Four reasons why culture matters:

  1. Culture correlates with performance. Based on our research of over 1,000 organizations, comprised of more than three million individuals, those with top quartile cultures (as measured by McKinsey’s Organizational Health Index) post a return to shareholders 60 percent higher than median companies and 200 percent higher than those in the bottom quartile.
  2. Culture is inherently difficult to copy. The quickening pace of innovation means that products and business models face a constant threat of being replicated. In this environment, the ultimate competitive advantage is a healthy culture that adapts automatically to changing conditions to find new ways to succeed.
  3. Healthy cultures enable organizations to adapt. In a world where the one constant is change, culture becomes even more important because organizations with high-performing cultures thrive on change. The converse also holds true: Unhealthy cultures do not respond well to change. Research shows that 70 percent of transformations fail, and 70 percent of those failures are due to culture-related issues.
  4. Unhealthy cultures lead to underperformance…or worse. Over time, not only do unhealthy cultures foster lacklustre performance, but they can also be an organization’s undoing. As daily headlines attest, culture can bring corporate giants to their knees.

The topic of how to create healthier, higher-performing cultures is well worth exploring, as it can make the difference between profit and loss.

Culture at play

You can take the lead from sports like athletics, cycling, or team sports like rugby. Teams that do the basics well tend to excel when the pressure is on. They are able to come together, default to a pattern of consistent behaviours and plays that work for them and they know they can deliver – a strategy that pays off in the long run.

Sports teams frequently talk about the “1% effect”. The 1% effect is the cumulative effect of making a 1% difference in multiple areas. Take Formula 1 for example. A 1% weight saving can make a 0.1-second difference in lap times. Each mechanic working 1% faster adds up to a 10% difference in pit stops. The Great Britain Cycling Team (Team GB) adopted a 1% mind-set prior to the 2012 London Olympics, resulting in their most successful games ever.

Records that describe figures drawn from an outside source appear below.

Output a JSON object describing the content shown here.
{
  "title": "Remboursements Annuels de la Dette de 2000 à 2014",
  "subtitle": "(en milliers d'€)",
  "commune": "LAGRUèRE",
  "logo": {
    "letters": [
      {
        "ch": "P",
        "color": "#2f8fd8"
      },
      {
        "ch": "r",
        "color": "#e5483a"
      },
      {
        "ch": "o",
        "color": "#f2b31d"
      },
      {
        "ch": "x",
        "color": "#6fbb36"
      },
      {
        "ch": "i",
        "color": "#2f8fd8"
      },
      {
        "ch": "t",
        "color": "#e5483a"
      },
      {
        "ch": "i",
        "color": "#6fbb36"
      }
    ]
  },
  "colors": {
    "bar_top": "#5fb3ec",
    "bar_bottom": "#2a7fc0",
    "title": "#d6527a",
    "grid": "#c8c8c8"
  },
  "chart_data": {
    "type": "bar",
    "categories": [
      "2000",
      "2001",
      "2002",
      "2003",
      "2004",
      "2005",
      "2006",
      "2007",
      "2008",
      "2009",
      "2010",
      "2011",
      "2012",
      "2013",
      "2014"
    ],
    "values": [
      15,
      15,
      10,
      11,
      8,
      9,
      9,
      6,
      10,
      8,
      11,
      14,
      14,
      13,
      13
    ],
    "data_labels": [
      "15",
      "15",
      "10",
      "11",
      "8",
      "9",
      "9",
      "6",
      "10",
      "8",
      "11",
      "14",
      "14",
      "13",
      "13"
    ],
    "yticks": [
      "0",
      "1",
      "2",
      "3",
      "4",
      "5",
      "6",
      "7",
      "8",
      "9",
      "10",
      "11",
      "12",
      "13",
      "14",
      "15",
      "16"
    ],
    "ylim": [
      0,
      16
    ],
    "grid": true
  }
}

The best and most consistent sports team in the world is New Zealand’s All Blacks rugby team. They talk about their culture and their code as though it was in their DNA. They have a default position and inner strength, plus they know each other’s strengths and weaknesses and can support each other at any time.

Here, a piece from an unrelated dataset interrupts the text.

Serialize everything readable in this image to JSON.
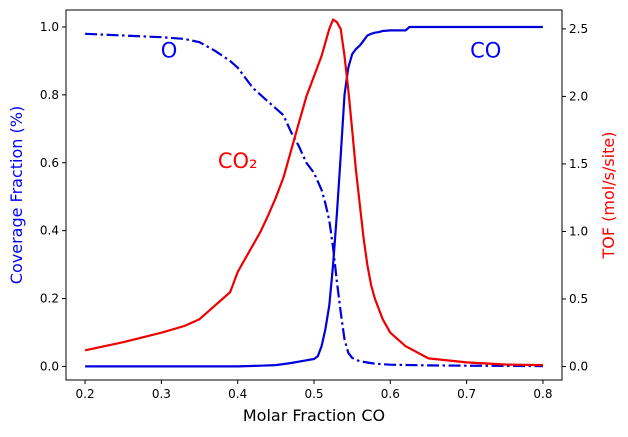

In the work environment, you need organizational agility and the ability to adapt to an ever-changing, fluid market, business situation, and shifting macroeconomic sentiment. The main problem in business is that we only measure what we can see, e.g. results, profit and income. Recognizing the role of culture helps develop an awareness of leadership and team behaviours and their impact on performance.

These are NOT your values. Values are suggested, not implicit. The way your team and company act out those values are behaviours.

How do you drive behaviours?

Leadership requires you to look under the surface at what you cannot see, within the undercurrents of culture. We now know, based on the latest research at Harvard Medical School as well as applied neuroscience, that individual and team behaviours are driven largely by how you think, your emotions, and even your physiology.

If you want a great team and organization, you need highly functioning human beings. Think of them as corporate athletes. If you don’t fuel them, train them, or help them to rest and recover, you will have a substandard, disengaged, unmotivated group of individuals who cannot function as a team. Having a healthy culture is not about gym membership and bowls of fruit or yoga classes.